Aussi, « la commission de la Défense nationale et des Forces armées veillera à ce que nous ne baissions pas la garde au moment de l’actualisation de la LPM [prévue en 2021, ndlr] », a assuré Mme Dumas.

D’autant plus que, Covid-19 ou pas, les missions et les opérations continuent. C’est ce que n’a pas manqué de souligné le CEMA, d’après le communiqué de la commission.

Le général Lecointre « a souligné l’importance de l’activité et la continuité de la préparation opérationnelle, afin de ne pas altérer la la sécurité des engagements opérationnels », lit-on dans le texte. « Selon lui, la crise épidémique impose de trouver ‘un équilibre entre les exigences de la préparation opérationnelle, la soutenabilité du modèle d’armée et la préparation de l’avenir », y est-il encore indiqué.
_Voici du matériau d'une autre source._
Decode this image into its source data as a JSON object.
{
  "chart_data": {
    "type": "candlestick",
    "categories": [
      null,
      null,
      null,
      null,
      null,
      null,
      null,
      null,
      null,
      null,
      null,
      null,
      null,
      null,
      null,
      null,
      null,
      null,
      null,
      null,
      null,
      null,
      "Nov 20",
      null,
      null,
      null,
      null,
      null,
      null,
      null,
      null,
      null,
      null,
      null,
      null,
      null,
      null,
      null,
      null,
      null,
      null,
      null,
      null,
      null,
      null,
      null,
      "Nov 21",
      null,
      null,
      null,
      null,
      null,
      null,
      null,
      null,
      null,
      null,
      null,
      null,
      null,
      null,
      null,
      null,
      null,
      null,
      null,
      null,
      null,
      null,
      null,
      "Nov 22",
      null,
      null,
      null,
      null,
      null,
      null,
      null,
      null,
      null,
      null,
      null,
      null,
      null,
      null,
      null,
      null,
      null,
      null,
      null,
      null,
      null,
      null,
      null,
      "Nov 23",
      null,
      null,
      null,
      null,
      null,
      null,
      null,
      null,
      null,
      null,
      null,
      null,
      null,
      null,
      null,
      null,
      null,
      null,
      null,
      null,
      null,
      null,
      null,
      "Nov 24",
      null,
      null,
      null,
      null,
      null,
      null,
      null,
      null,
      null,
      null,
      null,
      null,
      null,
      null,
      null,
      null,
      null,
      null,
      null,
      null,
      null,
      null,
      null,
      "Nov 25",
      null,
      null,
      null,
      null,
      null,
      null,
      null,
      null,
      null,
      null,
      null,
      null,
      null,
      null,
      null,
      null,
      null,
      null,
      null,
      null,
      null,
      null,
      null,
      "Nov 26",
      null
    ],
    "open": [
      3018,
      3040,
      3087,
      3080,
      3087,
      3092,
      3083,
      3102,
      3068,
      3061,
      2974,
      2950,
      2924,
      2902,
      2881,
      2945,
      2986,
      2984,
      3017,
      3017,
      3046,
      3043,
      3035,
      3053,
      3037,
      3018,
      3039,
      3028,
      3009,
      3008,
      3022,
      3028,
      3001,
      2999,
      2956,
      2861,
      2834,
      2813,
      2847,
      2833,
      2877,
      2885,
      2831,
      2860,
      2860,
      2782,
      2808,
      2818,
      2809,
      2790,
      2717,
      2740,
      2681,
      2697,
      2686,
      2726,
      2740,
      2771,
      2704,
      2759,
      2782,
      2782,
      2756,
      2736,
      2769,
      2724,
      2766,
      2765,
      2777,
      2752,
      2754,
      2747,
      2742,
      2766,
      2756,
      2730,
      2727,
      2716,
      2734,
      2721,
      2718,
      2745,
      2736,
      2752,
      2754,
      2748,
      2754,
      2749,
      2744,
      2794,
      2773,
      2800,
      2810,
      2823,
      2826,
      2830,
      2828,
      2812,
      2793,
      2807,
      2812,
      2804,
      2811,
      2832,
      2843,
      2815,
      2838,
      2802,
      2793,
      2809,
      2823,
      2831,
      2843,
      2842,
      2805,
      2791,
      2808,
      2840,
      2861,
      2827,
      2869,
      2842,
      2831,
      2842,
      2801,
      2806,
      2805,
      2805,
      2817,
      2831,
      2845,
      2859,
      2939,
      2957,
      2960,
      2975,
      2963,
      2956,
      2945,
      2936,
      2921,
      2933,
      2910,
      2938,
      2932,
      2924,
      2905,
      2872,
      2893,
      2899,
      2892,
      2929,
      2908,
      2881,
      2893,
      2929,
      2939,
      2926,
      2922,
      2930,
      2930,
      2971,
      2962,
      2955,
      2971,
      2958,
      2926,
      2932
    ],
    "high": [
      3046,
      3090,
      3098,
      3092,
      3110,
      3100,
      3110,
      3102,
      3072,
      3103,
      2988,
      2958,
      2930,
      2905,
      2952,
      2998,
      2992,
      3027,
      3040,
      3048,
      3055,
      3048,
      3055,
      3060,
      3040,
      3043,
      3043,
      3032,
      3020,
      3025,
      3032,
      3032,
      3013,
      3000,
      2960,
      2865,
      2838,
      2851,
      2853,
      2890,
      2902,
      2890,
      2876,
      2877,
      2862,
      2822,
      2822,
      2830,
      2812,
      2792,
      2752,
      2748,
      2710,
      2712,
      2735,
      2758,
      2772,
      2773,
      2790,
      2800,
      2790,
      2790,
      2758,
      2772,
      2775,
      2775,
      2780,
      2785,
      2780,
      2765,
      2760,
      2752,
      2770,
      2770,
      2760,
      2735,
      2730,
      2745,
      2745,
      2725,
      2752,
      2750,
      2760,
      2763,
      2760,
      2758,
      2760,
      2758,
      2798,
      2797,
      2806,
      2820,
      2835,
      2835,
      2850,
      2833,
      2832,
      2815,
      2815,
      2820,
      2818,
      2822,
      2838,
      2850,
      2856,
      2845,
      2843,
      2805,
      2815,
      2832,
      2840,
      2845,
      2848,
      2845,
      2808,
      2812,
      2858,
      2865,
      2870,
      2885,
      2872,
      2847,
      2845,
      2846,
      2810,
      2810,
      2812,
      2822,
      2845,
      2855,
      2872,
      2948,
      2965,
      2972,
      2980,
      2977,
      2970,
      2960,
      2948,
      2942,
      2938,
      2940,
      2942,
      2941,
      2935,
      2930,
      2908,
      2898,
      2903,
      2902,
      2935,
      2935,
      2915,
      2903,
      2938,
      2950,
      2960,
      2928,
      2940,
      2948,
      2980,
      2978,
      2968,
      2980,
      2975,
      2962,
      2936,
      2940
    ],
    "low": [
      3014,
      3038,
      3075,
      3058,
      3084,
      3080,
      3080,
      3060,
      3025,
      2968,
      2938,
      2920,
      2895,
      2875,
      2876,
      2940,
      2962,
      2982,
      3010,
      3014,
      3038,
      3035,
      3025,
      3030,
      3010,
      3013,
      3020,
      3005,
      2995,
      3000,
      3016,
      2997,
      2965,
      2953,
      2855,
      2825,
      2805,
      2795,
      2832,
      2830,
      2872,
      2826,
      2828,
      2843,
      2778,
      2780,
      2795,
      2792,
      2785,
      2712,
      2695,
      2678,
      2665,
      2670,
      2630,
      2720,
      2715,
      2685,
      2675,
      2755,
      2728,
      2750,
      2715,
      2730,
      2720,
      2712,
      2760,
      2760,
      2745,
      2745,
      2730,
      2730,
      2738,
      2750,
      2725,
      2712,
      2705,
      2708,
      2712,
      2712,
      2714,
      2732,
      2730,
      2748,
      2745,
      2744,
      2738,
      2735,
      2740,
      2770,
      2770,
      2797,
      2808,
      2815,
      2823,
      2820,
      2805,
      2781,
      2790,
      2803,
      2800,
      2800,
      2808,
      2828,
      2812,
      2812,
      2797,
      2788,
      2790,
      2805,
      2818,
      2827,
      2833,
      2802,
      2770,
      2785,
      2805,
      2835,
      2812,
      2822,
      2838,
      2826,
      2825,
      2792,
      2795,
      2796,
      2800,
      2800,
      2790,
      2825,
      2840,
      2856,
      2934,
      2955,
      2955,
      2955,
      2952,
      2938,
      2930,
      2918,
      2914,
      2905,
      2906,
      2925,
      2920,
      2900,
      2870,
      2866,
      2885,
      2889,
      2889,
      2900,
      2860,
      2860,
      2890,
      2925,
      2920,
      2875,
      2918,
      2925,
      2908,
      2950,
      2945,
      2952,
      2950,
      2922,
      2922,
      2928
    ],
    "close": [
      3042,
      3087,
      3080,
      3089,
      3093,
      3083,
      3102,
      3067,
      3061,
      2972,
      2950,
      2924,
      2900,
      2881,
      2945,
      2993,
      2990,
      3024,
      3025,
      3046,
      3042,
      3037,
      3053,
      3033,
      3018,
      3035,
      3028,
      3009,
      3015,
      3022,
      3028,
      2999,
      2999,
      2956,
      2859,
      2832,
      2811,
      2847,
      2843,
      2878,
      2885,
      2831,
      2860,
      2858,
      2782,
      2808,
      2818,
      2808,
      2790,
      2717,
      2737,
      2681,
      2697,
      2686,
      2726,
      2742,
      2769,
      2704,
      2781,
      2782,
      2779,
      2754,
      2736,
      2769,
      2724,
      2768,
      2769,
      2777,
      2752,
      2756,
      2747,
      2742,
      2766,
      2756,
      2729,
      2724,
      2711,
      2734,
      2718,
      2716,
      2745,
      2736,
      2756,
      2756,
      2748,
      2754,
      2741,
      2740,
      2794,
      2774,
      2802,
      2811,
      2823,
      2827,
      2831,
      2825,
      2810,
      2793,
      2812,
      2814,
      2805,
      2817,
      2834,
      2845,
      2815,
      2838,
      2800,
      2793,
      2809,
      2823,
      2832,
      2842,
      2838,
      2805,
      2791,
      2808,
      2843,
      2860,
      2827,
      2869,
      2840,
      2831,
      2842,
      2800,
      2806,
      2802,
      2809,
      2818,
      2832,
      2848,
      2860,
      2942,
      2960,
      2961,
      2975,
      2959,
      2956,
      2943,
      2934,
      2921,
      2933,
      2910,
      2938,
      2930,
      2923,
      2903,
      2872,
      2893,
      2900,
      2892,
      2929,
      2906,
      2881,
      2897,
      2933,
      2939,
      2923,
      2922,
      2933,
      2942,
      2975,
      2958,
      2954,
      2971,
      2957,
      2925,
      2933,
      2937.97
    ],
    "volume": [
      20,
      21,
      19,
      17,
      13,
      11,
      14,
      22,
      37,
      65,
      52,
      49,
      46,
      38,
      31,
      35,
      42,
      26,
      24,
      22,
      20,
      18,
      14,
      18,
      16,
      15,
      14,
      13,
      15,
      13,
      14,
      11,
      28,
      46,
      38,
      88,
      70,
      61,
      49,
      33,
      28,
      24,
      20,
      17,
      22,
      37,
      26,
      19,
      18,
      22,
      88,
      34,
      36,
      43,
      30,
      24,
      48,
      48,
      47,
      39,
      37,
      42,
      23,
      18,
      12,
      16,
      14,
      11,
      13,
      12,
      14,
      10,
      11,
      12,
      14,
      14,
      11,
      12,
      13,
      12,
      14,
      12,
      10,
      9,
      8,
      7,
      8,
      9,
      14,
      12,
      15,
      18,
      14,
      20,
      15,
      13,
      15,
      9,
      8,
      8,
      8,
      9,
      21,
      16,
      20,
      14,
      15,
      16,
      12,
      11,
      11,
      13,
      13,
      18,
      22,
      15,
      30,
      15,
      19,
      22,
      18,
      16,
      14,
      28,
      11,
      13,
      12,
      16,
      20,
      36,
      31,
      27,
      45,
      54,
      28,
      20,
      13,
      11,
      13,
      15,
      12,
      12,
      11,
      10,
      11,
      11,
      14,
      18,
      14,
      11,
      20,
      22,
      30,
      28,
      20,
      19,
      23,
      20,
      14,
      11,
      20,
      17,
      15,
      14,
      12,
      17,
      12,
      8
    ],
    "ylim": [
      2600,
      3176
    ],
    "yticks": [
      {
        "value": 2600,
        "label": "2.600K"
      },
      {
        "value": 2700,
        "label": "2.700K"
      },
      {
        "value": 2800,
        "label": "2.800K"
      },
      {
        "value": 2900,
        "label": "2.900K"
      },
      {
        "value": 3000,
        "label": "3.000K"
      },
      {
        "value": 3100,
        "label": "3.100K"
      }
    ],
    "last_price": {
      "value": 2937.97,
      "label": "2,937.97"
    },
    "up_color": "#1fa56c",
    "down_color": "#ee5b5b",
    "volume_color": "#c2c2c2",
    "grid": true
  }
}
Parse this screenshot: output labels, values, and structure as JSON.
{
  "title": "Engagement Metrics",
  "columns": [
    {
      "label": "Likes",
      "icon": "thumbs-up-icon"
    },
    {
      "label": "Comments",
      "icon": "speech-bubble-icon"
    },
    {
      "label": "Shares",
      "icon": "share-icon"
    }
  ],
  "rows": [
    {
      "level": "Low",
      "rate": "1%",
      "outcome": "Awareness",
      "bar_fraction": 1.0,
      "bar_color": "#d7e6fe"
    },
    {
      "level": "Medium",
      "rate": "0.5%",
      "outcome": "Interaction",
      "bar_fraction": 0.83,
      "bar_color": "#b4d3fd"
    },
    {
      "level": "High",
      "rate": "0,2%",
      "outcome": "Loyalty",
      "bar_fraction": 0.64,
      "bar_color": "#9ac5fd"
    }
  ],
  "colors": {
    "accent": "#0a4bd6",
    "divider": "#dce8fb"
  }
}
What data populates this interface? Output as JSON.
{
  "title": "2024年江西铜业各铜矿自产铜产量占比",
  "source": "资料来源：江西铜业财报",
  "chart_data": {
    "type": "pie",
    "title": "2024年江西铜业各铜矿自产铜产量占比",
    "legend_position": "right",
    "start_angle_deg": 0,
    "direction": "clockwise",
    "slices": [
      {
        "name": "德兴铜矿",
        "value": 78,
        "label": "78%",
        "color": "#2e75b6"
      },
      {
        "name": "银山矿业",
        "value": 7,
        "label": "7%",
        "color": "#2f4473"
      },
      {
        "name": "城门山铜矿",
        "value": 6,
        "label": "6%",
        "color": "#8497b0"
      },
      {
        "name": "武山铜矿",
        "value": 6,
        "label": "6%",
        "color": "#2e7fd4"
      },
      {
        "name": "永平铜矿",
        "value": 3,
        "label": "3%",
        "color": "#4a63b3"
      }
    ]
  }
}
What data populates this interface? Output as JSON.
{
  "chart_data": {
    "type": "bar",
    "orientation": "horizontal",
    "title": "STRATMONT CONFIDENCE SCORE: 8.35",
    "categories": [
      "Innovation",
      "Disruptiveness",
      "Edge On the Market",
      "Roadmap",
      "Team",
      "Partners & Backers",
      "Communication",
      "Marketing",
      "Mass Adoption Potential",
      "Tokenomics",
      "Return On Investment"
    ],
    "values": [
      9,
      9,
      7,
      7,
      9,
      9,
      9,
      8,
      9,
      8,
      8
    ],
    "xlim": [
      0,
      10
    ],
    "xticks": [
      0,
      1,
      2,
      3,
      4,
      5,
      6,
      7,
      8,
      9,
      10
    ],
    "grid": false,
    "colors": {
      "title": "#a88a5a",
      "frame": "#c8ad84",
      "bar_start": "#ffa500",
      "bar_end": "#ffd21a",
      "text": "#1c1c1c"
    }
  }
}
Aussi, il importe que, « au moment où nos compétiteurs stratégiques nous obervent et évaluent nos capacités de résilience, il semble indispensable de rester mobilisé et de ne pas altérer le niveau de défense de la France », résume le comuniqué.

Les « compétiteurs stratégiques » de la France ne sont pas explicitement précisés. Cependant, la Revue stratégique publiée en octobre 2017, qui reprend cette expression [citée une fois], désigne, dans le chapitre « le retour de la compétition militaire », deux pays, à savoir la Russie et la Chine, décrite comme étant une « puissance aux ambitions globales ».

Enfin, toujours selon le communiqué de la commission, le CEMA a affirmé que l’ampleur de la crise actuelle démontre que « les armées doivent être taillées non pas pour assurer leurs missions quotidiennes mais pour être en mesure d’intervenir dans des circonstances exceptionnelles. »

Le général Lecointre avait brièvement évoqué cette idée lors d’un récent entretien donné à France Inter. « S’il doit y avoir une recrudescence importante de la conflictualité, alors se posera la question de la masse et des effectifs », avait-il dit.